Friday, July 13, 2012

`A Singular Sweet Scent in the Air'

Some smells are ambiguous, suggesting something edible but almost repellent, like strong cheeses. This is particularly true in other people’s houses. Is that cooking or sewage? Should I savor it or breathe through my mouth? Once as a reporter in Indiana, I accompanied police and volunteers on a search for a missing man. It was a bright autumn day and we walked through plowed fields, apple orchards and woodland. The air was fresh and alive with pleasant smells until another scent seeped in and a nearby searcher found the missing man’s body slumped against the trunk of a tree. I had smelled decomposition before but the gradual transition from apples and goldenrod to rotting flesh was jolting and, like many smells, is preserved in olfactory memory. 

Last weekend in the garden I smelled a musk-like scent, almost unpleasant but dubiously appealing. It was something in the soil, a rotting smell but drily rotting, redolent of minerals and decaying vegetation, not flesh. I localized but never found out what it was, and four days later, after much rain, it had vanished. Smells, like half-remembered pieces of music, sometimes nag at me, eluding identification. Here is Thoreau’s description of this phenomenon, from his journal entry for Sept. 12, 1851: 

“When I got into the Lincoln Road, I perceived a singular sweet scent in the air, which I suspected arose from some plant now in a peculiar state owing to the season, but though I smelled everything around, I could not detect it, but the more eagerly I smelled, the further I seemed to be from finding it; but when I gave up the search, again it would be wafted to me. It was one of the sweet scents which go to make the autumn air, which fed my sense of smell rarely and dilated my nostrils. I felt the better for it. Methinks that I possess the sense of smell in greater perfection than usual, and have the habit of smelling of every plant I pluck. How autumnal is the scent of rip grapes now by the roadside!”

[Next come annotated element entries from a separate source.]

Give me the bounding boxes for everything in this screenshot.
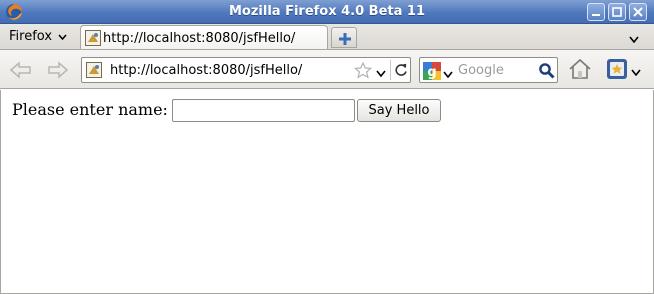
tab-strip: Firefox http://localhost:8080/jsfHello/ [0,24,654,50]
home-icon [569,58,591,79]
reload-button[interactable] [393,62,409,81]
firefox-menu-button[interactable]: Firefox [5,27,71,46]
minimize-button[interactable] [587,3,605,21]
list-all-tabs-button[interactable] [629,32,639,46]
close-button[interactable] [629,3,647,21]
navigation-toolbar: http://localhost:8080/jsfHello/ g Google [0,49,654,89]
url-text[interactable]: http://localhost:8080/jsfHello/ [110,63,302,78]
svg-text:g: g [427,65,436,80]
forward-button[interactable] [46,60,70,83]
page-favicon-icon [85,30,101,49]
forward-arrow-icon [48,61,69,79]
tab-label: http://localhost:8080/jsfHello/ [103,31,296,46]
maximize-button[interactable] [608,3,626,21]
say-hello-button[interactable]: Say Hello [357,99,441,122]
bookmarks-button[interactable] [606,58,628,83]
bookmarks-chevron-icon[interactable] [631,65,641,79]
page-favicon-icon [86,62,102,81]
back-button[interactable] [8,60,34,83]
back-arrow-icon [9,61,31,79]
bookmarks-icon [607,59,627,79]
plus-icon [339,33,351,45]
url-bar-divider [390,60,391,80]
new-tab-button[interactable] [331,27,357,48]
tab-active[interactable]: http://localhost:8080/jsfHello/ [80,25,328,50]
google-icon[interactable]: g [423,62,441,83]
window-titlebar: Mozilla Firefox 4.0 Beta 11 [0,0,654,24]
search-go-button[interactable] [538,62,555,82]
search-placeholder: Google [458,63,504,78]
bookmark-star-icon[interactable] [353,61,373,82]
url-bar[interactable]: http://localhost:8080/jsfHello/ [81,57,411,83]
search-engine-chevron-icon[interactable] [443,67,453,81]
name-input[interactable] [172,99,355,122]
name-prompt-label: Please enter name: [12,100,168,119]
home-button[interactable] [568,58,592,83]
chevron-down-icon [58,27,67,46]
reload-icon [395,63,407,76]
window-title: Mozilla Firefox 4.0 Beta 11 [228,4,426,19]
magnifier-icon [539,63,555,79]
url-history-chevron-icon[interactable] [376,66,386,80]
firefox-menu-label: Firefox [9,29,53,44]
search-bar[interactable]: g Google [419,57,558,83]
page-content: Please enter name: Say Hello [0,90,654,294]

Thoreau’s quest to identify the seasonal scent reminds me of the enigmatic parable  he weaves into the conclusion of Walden (for a possible solution to it, see Guy Davenport’s “The Concord Sonata” in A Table of Green Fields, 1993):

“I long ago lost a hound, a bay horse, and a turtle-dove, and am still on their trail. Many are the travelers I have spoken concerning them, describing their tracks and what calls they answered to. I have met one or two who have heard the hound, and the tramp of the horse, and even seen the dove disappear behind a cloud, and they seemed as anxious to recover them as if they had lost them themselves.”

Sometimes, especially when he’s not harping on politics, Thoreau seems more alive than most people, his senses sharper and more acute. That’s when I like him most. Here’s another journal entry about smell, written just thirteen days after the one quoted above:

“Some men are excited by the smell of burning powder, but I thought in my dream last night how much saner to be excited by the smell of new bread.”

1 comment:

Roger Boylan said...

And then stray woodsmoke streaks through the air and I'm back, instantly, on the forested slopes of Mont Voiron, outside of Geneva, where even in the late 20th century, and only a few miles from the city's boulevards, there lived woodsmen and foresters in small huts, as their ancestors had since the Middle Ages, tending the forest. Having seen them, I feel, indeed, that I've seen the Middle Ages....sorry to go on like this. But the subject of olfactory association is vast.